Unrealized gains and losses, net of tax, are included in accumulated other comprehensive income. We regularly
review our investment portfolio to identify and evaluate investments that have indications of impairment. Factors
considered in determining whether a loss is other-than-temporary include: the length of time and extent to which
the fair value has been lower than the cost basis, the financial condition and near-term prospects of the investee,
credit quality, likelihood of recovery, and our ability to hold the investment for a period of time sufficient to
allow for any anticipated recovery in market value.

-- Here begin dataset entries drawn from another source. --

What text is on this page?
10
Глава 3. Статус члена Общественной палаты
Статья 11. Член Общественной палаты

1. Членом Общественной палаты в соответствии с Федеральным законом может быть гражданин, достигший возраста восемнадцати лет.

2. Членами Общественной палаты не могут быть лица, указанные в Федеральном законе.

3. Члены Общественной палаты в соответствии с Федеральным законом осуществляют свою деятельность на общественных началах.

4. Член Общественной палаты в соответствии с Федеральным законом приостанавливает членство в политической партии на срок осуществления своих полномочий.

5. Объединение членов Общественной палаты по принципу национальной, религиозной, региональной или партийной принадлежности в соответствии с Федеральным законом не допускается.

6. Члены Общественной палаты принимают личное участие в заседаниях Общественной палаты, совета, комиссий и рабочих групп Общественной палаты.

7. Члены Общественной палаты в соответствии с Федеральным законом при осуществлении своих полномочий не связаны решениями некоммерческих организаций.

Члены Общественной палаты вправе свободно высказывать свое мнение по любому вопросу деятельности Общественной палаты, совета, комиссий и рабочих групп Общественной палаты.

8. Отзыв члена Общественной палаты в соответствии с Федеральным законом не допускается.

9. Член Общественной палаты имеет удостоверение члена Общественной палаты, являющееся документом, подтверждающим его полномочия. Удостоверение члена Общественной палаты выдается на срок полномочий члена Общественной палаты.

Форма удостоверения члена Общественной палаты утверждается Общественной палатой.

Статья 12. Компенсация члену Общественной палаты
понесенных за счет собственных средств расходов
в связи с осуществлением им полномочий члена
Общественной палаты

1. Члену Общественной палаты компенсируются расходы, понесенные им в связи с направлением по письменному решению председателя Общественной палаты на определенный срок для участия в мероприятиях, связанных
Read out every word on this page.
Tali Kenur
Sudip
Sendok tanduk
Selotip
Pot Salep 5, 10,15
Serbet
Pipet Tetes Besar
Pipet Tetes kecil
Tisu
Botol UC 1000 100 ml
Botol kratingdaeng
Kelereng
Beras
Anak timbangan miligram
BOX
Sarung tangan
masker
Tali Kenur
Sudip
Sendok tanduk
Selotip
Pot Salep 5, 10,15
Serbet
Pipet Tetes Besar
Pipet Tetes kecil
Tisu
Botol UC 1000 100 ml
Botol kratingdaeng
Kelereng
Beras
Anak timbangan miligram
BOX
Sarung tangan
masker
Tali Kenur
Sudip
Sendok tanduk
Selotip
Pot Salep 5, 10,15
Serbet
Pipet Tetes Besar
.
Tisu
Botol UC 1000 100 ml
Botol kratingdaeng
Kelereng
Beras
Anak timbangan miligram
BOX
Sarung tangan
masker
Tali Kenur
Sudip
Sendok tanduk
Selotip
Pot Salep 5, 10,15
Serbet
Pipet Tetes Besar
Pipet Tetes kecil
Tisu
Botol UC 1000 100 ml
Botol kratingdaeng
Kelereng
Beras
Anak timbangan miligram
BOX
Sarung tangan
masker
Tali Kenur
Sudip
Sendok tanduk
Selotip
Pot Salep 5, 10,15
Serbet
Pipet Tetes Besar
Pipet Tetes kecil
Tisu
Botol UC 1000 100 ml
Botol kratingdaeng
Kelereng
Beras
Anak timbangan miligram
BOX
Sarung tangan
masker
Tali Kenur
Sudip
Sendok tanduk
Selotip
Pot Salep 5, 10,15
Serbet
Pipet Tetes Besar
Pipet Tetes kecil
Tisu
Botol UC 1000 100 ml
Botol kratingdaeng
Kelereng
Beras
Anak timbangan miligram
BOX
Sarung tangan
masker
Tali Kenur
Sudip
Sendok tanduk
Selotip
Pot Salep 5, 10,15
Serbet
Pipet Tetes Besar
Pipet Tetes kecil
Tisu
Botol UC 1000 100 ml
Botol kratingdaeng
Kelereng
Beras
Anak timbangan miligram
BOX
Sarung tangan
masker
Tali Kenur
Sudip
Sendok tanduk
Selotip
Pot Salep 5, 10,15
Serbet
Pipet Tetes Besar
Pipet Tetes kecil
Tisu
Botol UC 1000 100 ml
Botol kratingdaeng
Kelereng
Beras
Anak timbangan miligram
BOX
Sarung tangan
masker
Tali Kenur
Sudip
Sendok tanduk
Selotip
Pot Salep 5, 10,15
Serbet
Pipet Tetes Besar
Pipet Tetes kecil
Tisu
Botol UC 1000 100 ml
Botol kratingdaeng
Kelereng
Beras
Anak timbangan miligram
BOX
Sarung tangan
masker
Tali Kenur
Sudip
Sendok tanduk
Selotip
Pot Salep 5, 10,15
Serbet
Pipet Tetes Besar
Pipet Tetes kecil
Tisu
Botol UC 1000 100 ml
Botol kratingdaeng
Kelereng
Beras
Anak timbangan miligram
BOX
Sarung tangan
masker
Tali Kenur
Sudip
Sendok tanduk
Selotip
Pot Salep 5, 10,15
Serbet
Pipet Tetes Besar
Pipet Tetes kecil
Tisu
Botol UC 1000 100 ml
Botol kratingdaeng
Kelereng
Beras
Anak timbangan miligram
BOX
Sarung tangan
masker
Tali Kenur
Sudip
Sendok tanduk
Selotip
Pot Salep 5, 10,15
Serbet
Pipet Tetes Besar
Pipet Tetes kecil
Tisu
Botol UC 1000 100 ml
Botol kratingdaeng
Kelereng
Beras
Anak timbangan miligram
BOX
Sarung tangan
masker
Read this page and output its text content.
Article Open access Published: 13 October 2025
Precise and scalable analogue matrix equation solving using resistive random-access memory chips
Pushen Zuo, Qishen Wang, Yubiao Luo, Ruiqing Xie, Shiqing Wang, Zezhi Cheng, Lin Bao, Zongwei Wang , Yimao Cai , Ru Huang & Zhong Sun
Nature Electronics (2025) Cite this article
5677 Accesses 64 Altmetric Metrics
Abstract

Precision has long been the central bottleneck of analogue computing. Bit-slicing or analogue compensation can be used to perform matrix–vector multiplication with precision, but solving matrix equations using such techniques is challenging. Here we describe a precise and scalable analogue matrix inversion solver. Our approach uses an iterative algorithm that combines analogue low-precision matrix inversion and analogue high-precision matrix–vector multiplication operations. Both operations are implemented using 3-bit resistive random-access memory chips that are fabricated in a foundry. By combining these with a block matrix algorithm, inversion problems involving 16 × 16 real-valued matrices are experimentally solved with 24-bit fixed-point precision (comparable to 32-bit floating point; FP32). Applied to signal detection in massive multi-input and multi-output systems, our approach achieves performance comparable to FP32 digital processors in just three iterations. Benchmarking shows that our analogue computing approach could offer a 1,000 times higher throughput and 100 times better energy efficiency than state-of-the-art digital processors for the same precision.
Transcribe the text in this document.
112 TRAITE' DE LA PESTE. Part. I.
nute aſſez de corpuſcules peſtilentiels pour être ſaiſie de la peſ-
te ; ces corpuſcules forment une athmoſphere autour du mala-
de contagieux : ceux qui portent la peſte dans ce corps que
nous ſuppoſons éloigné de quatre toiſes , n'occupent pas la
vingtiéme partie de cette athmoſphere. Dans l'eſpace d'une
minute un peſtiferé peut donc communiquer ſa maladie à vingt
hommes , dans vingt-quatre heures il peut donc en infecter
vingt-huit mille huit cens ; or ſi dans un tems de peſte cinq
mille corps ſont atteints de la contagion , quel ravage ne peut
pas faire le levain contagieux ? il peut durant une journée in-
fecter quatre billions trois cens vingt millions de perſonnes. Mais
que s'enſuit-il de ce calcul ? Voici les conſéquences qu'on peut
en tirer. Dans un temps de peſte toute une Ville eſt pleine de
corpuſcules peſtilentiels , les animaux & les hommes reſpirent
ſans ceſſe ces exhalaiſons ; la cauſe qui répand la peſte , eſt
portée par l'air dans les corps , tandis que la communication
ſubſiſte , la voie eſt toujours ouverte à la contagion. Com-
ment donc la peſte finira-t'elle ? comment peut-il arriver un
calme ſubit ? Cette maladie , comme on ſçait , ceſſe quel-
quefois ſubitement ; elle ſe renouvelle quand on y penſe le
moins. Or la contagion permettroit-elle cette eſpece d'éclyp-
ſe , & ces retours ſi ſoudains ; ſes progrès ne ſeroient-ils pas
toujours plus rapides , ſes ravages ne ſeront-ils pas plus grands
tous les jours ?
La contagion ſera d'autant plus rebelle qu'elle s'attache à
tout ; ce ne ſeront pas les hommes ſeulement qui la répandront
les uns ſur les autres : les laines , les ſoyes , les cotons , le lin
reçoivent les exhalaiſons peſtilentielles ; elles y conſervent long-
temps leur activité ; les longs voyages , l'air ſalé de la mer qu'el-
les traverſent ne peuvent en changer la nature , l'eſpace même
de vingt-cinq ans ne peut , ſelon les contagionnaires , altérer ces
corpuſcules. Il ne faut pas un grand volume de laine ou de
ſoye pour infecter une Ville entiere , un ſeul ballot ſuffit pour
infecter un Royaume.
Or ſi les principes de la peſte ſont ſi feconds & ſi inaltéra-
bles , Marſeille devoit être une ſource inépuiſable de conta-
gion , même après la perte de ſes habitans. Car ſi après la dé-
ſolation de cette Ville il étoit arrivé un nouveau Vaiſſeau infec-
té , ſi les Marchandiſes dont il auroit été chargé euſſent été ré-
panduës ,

Debt. Our debt has included senior unsecured notes, convertible senior notes, and a revolving credit
facility. Our senior unsecured notes are recorded at cost based upon par value at issuance less discounts. The
discount associated with our senior unsecured notes represents the amount by which the face value exceeds the
issuance price. The discount and issuance costs (recognized initially in the other long-term assets) are amortized
using the effective interest rate method over the term of the debt as a non-cash charge to interest expense.
Borrowings under our $1.0 billion senior unsecured revolving credit facility (“credit facility”) would be
recognized at cost plus accrued interest based upon stated interest rates.
Trade accounts receivable
Trade accounts receivable are recorded at the invoiced amount and are not interest bearing. We maintain an
allowance for doubtful accounts to reserve for potentially uncollectible trade receivables. Additions to the
allowance for doubtful accounts are recorded as general and administrative expenses. We review our trade
receivables by aging category to identify specific customers with known disputes or collectability issues. In
addition, we maintain an allowance for all other receivables not included in the specific reserve by applying
specific percentages of projected uncollectible receivables to the various aging categories. In determining these
percentages, we analyze our historical collection experience and current economic trends. We exercise judgment
when determining the adequacy of these reserves as we evaluate historical bad debt trends, general economic
conditions in the U.S. and internationally, and changes in customer financial conditions. We also offset deferred
revenue against accounts receivable when channel inventories are in excess of specified levels and for
transactions where collection of a receivable is not considered probable.